Generative models not only works on texts. It can generate images, music, voice, videos, etc. Here we are going to explore a tiny simple case using existing package to generate a tiny excerpt of music.

In [None]:
#@title install music-relevant packages (a bit slow) {display-mode: "form"}
# Install system-level FluidSynth (needed by pyfluidsynth and pretty_midi)
!apt-get install -y -qq fluidsynth > /dev/null

!pip install -q pretty_midi mido pyfluidsynth


In [None]:
#@title Generate a music sequence based on a "prompt" of C major scale {display-mode: "form"}
import numpy as np
import pretty_midi

# Define a simple note vocabulary (C major scale)
notes = ['C4', 'D4', 'E4', 'F4', 'G4', 'A4', 'B4']
note_to_pitch = {note: pretty_midi.note_name_to_number(note) for note in notes}
pitch_to_note = {v: k for k, v in note_to_pitch.items()}

# Create a simple 1st-order Markov transition matrix with uniform probabilities
transition_matrix = np.ones((len(notes), len(notes))) / len(notes)

# Generate a note sequence
np.random.seed(42)
sequence = []
current_note = np.random.choice(notes)
sequence.append(current_note)

for _ in range(32):  # 32 notes long
    i = notes.index(current_note)
    next_note = np.random.choice(notes, p=transition_matrix[i])
    sequence.append(next_note)
    current_note = next_note


In [None]:
#@title Convert the text sequence to music format midi {display-mode: "form"}
def create_midi(note_sequence, output_path="markov_music.mid", duration=0.5):
    pm = pretty_midi.PrettyMIDI()
    instrument = pretty_midi.Instrument(program=0)

    start_time = 0
    for note in note_sequence:
        pitch = note_to_pitch[note]
        note_obj = pretty_midi.Note(
            velocity=100, pitch=pitch,
            start=start_time, end=start_time + duration
        )
        instrument.notes.append(note_obj)
        start_time += duration

    pm.instruments.append(instrument)
    pm.write(output_path)
    return output_path

midi_path = create_midi(sequence)

In [None]:
#@title Play the music {display-mode: "form"}
import pretty_midi
from IPython.display import Audio

def midi_to_audio(midi_path):
    pm = pretty_midi.PrettyMIDI(midi_path)
    audio = pm.fluidsynth()
    return Audio(audio, rate=22050)

midi_to_audio(midi_path)


## Take-home Messages
* Markov-Chain model and other generative models produce a chain of output probablistically.

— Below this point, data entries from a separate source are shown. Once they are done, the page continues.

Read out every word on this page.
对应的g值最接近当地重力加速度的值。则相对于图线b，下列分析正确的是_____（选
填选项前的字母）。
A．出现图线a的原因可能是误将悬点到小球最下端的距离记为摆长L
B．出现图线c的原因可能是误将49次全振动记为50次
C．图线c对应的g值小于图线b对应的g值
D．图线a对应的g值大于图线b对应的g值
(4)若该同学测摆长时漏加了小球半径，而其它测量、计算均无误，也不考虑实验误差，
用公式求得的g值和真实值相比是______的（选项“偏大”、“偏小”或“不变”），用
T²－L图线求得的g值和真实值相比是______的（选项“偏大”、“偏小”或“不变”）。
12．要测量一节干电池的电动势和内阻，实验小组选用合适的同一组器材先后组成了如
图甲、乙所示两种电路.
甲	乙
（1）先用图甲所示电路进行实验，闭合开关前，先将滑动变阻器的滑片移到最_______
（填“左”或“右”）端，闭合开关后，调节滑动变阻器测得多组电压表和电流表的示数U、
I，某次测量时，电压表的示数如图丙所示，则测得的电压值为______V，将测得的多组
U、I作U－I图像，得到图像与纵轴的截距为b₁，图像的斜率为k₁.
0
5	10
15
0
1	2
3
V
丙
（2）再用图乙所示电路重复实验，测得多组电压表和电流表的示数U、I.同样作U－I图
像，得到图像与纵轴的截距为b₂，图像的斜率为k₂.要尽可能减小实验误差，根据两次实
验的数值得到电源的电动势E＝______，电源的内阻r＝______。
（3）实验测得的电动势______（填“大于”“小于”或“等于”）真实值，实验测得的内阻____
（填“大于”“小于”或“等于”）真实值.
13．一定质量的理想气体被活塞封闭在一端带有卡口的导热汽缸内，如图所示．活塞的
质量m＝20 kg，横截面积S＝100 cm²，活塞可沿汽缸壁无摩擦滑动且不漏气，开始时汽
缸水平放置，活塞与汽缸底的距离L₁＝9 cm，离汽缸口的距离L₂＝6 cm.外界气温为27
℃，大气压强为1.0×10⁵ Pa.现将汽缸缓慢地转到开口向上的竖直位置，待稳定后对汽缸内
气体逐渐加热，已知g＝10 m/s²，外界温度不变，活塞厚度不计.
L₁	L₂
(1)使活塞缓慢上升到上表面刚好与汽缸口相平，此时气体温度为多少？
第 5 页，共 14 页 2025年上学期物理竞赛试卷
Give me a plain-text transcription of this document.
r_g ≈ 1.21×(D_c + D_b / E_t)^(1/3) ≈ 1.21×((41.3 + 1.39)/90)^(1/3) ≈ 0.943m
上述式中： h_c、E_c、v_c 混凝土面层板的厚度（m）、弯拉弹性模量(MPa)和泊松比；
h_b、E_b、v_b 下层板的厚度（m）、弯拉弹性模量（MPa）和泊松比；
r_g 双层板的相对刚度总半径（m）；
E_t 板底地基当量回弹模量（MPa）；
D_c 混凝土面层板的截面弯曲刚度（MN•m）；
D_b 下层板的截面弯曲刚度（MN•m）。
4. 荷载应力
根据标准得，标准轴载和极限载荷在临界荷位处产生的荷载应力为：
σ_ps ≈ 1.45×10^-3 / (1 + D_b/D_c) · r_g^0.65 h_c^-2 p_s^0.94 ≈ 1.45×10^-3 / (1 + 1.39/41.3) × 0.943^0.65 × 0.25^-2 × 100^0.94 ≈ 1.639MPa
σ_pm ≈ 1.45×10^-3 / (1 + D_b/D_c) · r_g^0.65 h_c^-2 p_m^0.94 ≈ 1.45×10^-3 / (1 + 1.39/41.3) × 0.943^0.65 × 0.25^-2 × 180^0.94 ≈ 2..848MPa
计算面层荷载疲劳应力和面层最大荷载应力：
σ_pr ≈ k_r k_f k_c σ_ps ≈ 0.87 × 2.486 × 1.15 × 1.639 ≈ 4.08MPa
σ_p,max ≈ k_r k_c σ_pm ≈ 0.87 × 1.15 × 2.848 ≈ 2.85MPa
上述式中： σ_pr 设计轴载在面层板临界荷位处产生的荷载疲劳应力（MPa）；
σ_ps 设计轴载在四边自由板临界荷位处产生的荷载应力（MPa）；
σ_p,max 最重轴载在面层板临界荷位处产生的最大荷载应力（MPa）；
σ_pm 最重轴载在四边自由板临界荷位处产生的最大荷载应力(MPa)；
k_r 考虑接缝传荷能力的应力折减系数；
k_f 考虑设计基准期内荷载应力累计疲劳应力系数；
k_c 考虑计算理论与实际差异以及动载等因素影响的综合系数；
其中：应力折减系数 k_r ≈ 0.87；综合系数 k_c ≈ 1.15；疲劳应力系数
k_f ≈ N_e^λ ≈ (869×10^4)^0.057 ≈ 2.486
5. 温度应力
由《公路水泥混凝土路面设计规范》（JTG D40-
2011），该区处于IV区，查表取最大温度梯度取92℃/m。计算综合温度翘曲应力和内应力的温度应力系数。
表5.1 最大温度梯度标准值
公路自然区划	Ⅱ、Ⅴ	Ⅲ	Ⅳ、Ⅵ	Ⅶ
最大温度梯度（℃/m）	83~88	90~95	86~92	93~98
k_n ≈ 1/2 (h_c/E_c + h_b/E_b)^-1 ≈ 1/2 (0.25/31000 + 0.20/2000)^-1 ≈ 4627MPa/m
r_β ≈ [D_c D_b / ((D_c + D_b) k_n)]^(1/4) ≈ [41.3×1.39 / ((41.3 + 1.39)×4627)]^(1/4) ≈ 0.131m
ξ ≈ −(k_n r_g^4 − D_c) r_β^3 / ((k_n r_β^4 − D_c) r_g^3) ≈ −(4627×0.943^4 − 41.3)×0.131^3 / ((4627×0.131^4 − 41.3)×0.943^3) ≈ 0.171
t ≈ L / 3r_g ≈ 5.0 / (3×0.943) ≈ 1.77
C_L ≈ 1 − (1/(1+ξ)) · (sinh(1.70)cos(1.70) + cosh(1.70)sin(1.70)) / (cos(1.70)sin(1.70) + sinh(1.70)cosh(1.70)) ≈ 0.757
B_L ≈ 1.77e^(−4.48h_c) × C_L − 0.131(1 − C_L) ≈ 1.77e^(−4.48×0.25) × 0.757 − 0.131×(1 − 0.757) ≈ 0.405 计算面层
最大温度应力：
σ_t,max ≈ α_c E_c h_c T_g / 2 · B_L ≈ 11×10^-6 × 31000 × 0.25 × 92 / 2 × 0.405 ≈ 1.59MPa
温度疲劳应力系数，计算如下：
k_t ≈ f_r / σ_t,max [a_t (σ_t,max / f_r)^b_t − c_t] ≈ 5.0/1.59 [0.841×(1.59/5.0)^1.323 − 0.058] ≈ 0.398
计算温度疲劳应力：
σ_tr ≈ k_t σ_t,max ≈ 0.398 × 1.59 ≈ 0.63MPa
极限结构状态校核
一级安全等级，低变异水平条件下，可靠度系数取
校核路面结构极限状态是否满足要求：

These models do not learn the "meanings".
* Generative model and search engine are different. Generative model do not look for matching patterns, but produces word after word probablistically
* Same priciples applies to other forms of content. (but in biology, the word (6 kmer) frequency in the S16 ribosome is a feature good enough to tell species apart and led to the discovery of Archea. how about human's work, shall these frequencies be considered as a fingerprint for people's art work, so that if the machine learns, it is violating their rights? or it just fingerprints style, which is not protected by the IP law, but still violates other rights maybe? or what if the machine learns from many different people, can we say these rights are not violated since now the frequency does not match to anyone's fingerprinting prequencies? this is counter-intuitive to Author G who does not know IP law very well, like, stealing from one person is stealing while stealing from 400 people becomes original?)

## Final Comments
In biology, the frequency of short DNA sequences—like 6-mers in the 16S ribosomal RNA—can distinguish species and even led to the discovery of Archaea.

Could word or style frequencies in human creative work function in a similar way—like a fingerprint of artistic identity?

Even if such fingerprinting works, it can be blurred by training on different input data. That leads to the question:
* If a machine learns patterns from one artist, we might say it copies.
* If it learns from 400 and the patterns become unclear, does it become “original”?